Despite Canadian sports minister Pascale St-Onge’s statement last year that those clauses contradict the “very principle of safe sports,” she’s yet to use her funding power to eliminate them.
“Non-disclosure agreements must not silence athletes who wish to report abuse or mistreatment in sport,” St-Onge said Wednesday in a statement to The Canadian Press.
St-Onge requires all national sports organization to be signatories to the Office of the Sport Integrity Commissioner (OSIC) she created by Saturday, or risk the loss of Sport Canada funding.
Where does a non-disparagement clause fit into that directive?
Becoming a signatory won’t comb it out of an athlete’s contract.
OSIC states an NDA or non-disparagement clause can’t stop an athlete, coach or official from filing a complaint or report.
Its rationale is the Universal Code of Conduct to Prevent and Address Maltreatment in Sport (UCCMS), which is part of the signatory criteria, doesn’t allow for any interference in that process.
“They cannot impact the admissibility in any way of a complaint or a report to OSIC,” said Sarah-Eve Pelletier, who is the sport integrity commissioner.
OSIC’s authority, however, covers only the complaint process and doesn’t tackle the existence of a non-disclosure or non-disparagement agreement.
“Others may have opinions on how they may be used,” Pelletier said.
“We’re not commenting on their use or their existence per se.
Getting an athlete to the Olympic stage costs thousands of dollars in training and competition costs.
The majority of national sport organizations in Canada aren’t flush with corporate sponsorship.
They fear the loss of, and the inability to recruit, corporate money if their reputation is damaged.
Hockey Canada, the country’s richest NSO by far, lost $24 million in cancelled or restructured corporate partnerships when its handling of sexual assault allegations became public last year.
“Once you get up to the top and you see inside, you realize that there’s a lot of other factors in play and usually finance and money is a big one,” Hodgson said.

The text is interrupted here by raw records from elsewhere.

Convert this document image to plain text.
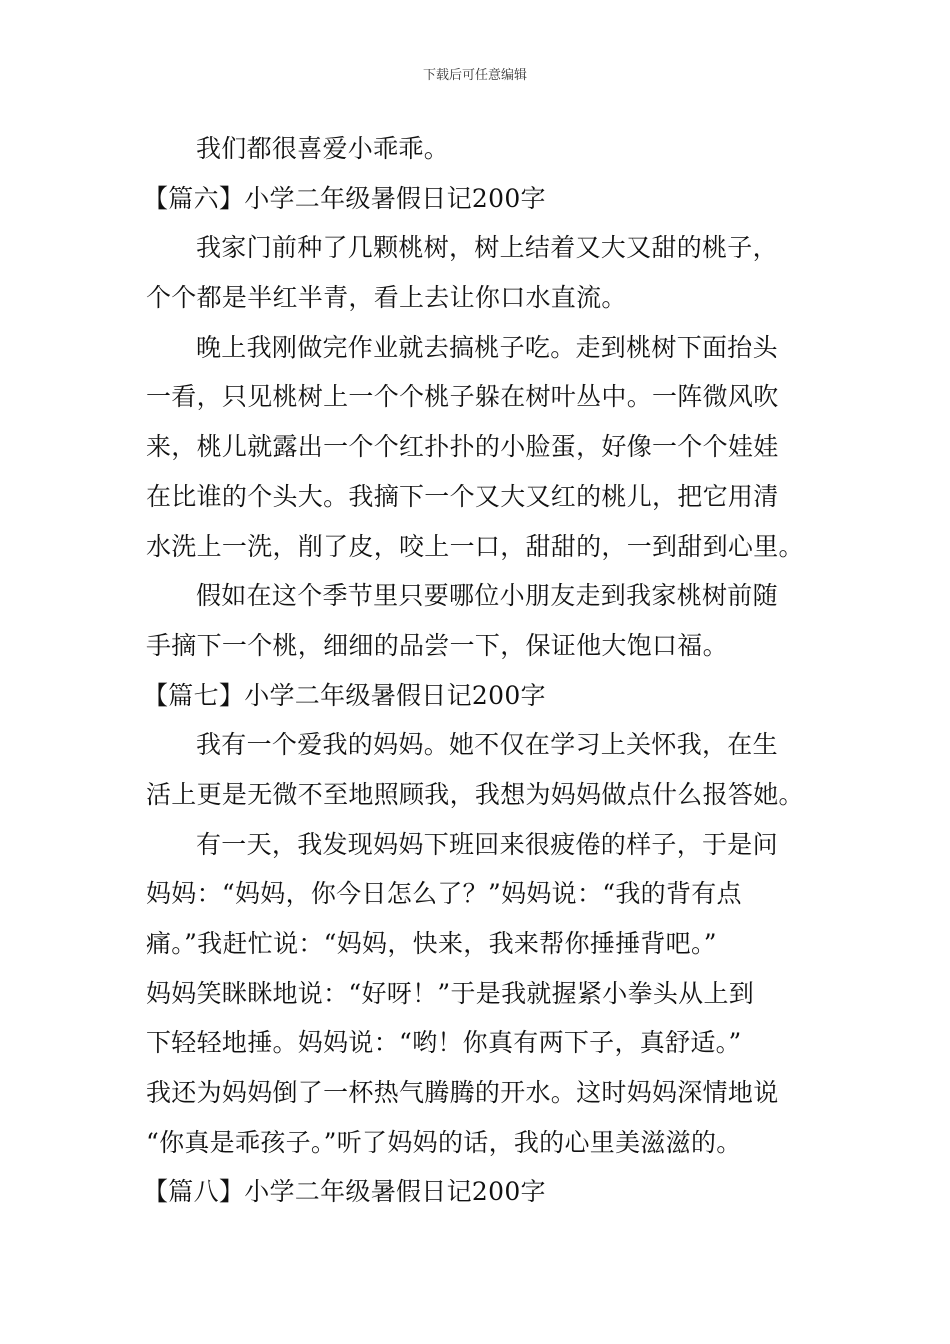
下载后可任意编辑
我们都很喜爱小乖乖。
【篇六】小学二年级暑假日记200字
我家门前种了几颗桃树，树上结着又大又甜的桃子，
个个都是半红半青，看上去让你口水直流。
晚上我刚做完作业就去搞桃子吃。走到桃树下面抬头
一看，只见桃树上一个个桃子躲在树叶丛中。一阵微风吹
来，桃儿就露出一个个红扑扑的小脸蛋，好像一个个娃娃
在比谁的个头大。我摘下一个又大又红的桃儿，把它用清
水洗上一洗，削了皮，咬上一口，甜甜的，一到甜到心里。
假如在这个季节里只要哪位小朋友走到我家桃树前随
手摘下一个桃，细细的品尝一下，保证他大饱口福。
【篇七】小学二年级暑假日记200字
我有一个爱我的妈妈。她不仅在学习上关怀我，在生
活上更是无微不至地照顾我，我想为妈妈做点什么报答她。
有一天，我发现妈妈下班回来很疲倦的样子，于是问
妈妈：“妈妈，你今日怎么了？”妈妈说：“我的背有点
痛。”我赶忙说：“妈妈，快来，我来帮你捶捶背吧。”
妈妈笑眯眯地说：“好呀！”于是我就握紧小拳头从上到
下轻轻地捶。妈妈说：“哟！你真有两下子，真舒适。”
我还为妈妈倒了一杯热气腾腾的开水。这时妈妈深情地说
“你真是乖孩子。”听了妈妈的话，我的心里美滋滋的。
【篇八】小学二年级暑假日记200字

There are NSOs still maintaining a non-disparagement clause or something like it in an athlete agreement or social-media policy, AthletesCAN states.
“There are athletes not willing to speak out because they know that they are the ones going to be facing the repercussions,” said president Erin Willson, who was an Olympian in artistic swimming.
A non-disclosure clause that covers training and competition strategies or equipment is reasonable in an athlete contract to maintain a competitive advantage, Willson said.
“I understand it is a competitive landscape to protect what you are doing, like it could be a secret sauce.”